A parallel coordinate plot comparing five scaled evaluation metrics—rRTA, rSC, rGS, rARNX, and HBE (with a_1 = 0.06) across eight NLDR layouts computed on the PBMC3k dataset. Each vertical axis represents one metric, scaled to a common range, and each colored line corresponds to a single NLDR layout, connecting its values across all five metrics. The lines cross the axes at different heights, showing how layouts rank differently depending on the metric. Most layouts show broadly similar performance across rRTA, rSC, and rGS, with layout e consistently scoring highest or near-highest on these measures. In contrast, rARNX and HBE show stronger disagreement with the other metrics: layout d ranks best on HBE and rARNX but much lower on rRTA, rSC, and rGS, while layout f scores poorly on both rARNX and HBE. Layout a performs well on rGS and rSC but is less favored by the remaining metrics. Overall, the figure highlights both agreement and disagreement among the metrics in how they assess layout quality. — Figure A.8: Comparison of scaled evaluation metrics (rRTA, rSC, rGS, rARNX, and HBE with a_1 = 0.06) for the eight NLDR layouts computed on the PBMC3k data, shown as a parallel coordinate plot. The color of each line corresponds to an NLDR layout. All, except rGS and rARNX agree that layout e is best or very close to best. Layout d is best according to HBE and rARNX, but considered to be much less optimal by rRTA, rSC, and rGS. Layout f is considered poor by rARNX and HBE. Layout a is considered close to the best by rGS and rSC.
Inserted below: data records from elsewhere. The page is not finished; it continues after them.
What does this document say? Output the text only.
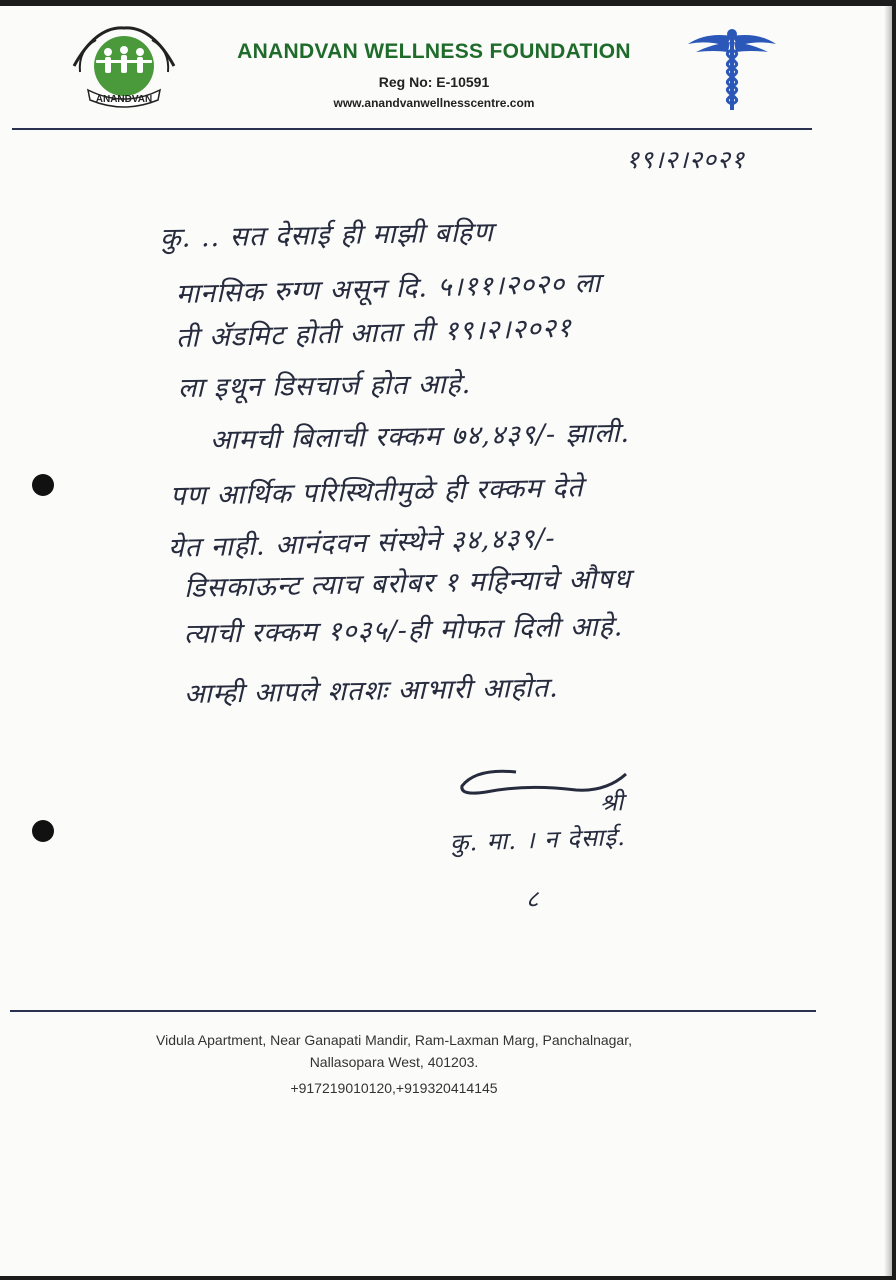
ANANDVAN
ANANDVAN WELLNESS FOUNDATION
Reg No: E-10591
www.anandvanwellnesscentre.com
१९।२।२०२१
कु. .. सत देसाई ही माझी बहिण
मानसिक रुग्ण असून दि. ५।११।२०२० ला
ती ॲडमिट होती आता ती १९।२।२०२१
ला इथून डिसचार्ज होत आहे.
आमची बिलाची रक्कम ७४,४३९/- झाली.
पण आर्थिक परिस्थितीमुळे ही रक्कम देते
येत नाही. आनंदवन संस्थेने ३४,४३९/-
डिसकाऊन्ट त्याच बरोबर १ महिन्याचे औषध
त्याची रक्कम १०३५/-ही मोफत दिली आहे.
आम्ही आपले शतशः आभारी आहोत.
श्री
कु. मा. । न देसाई.
८
Vidula Apartment, Near Ganapati Mandir, Ram-Laxman Marg, Panchalnagar,
Nallasopara West, 401203.
+917219010120,+919320414145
A parallel coordinate plot comparing five scaled evaluation metrics—rARNX, rRTA, rSC, rGS, and HBE (with a_1=0.04)—across six NLDR layouts (labelled a through f) computed on the MNIST digit 1 dataset. Each vertical axis represents one metric, scaled to a common range, and each colored line corresponds to a single layout, connecting its values across all metrics. The lines cross the axes at different heights, showing that layouts are ranked differently depending on the metric used. Layout a scores highest on HBE and rRTA but much lower on rARNX, rSC, and rGS. Layout e consistently scores lowest, or near lowest, across all metrics. Layouts a and f follow similar trends across most metrics, except for rRTA, where layout a performs best and layout f performs worst. Layout c shows particularly low values for rARNX, rSC, and HBE. Overall, the figure highlights disagreement among the metrics and illustrates that no single measure fully captures embedding quality. — Figure A.9: Comparison of scaled evaluation metrics (rARNX, rRTA, rSC, rGS, and HBE using a_1=0.04) for six NLDR layouts computed on the MNIST digit 1 data using a parallel coordinate plot. Each line represents a layout (a–f), with colors corresponding to the scatterplots shown on the right. The metrics display different ranking patterns, indicating that no single measure fully captures embedding quality. Layout a is identified as the best according to HBE and rRTA, but is considered much less optimal by rARNX, rSC, and rGS. Layout e is considered the worst, or close to the poorest, by all metrics. Layouts a and f show similar patterns of agreement across metrics, except for rRTA, where layout a performs the best and layout f the worst. Layout c is the worst in rARNX, rSC, and HBE.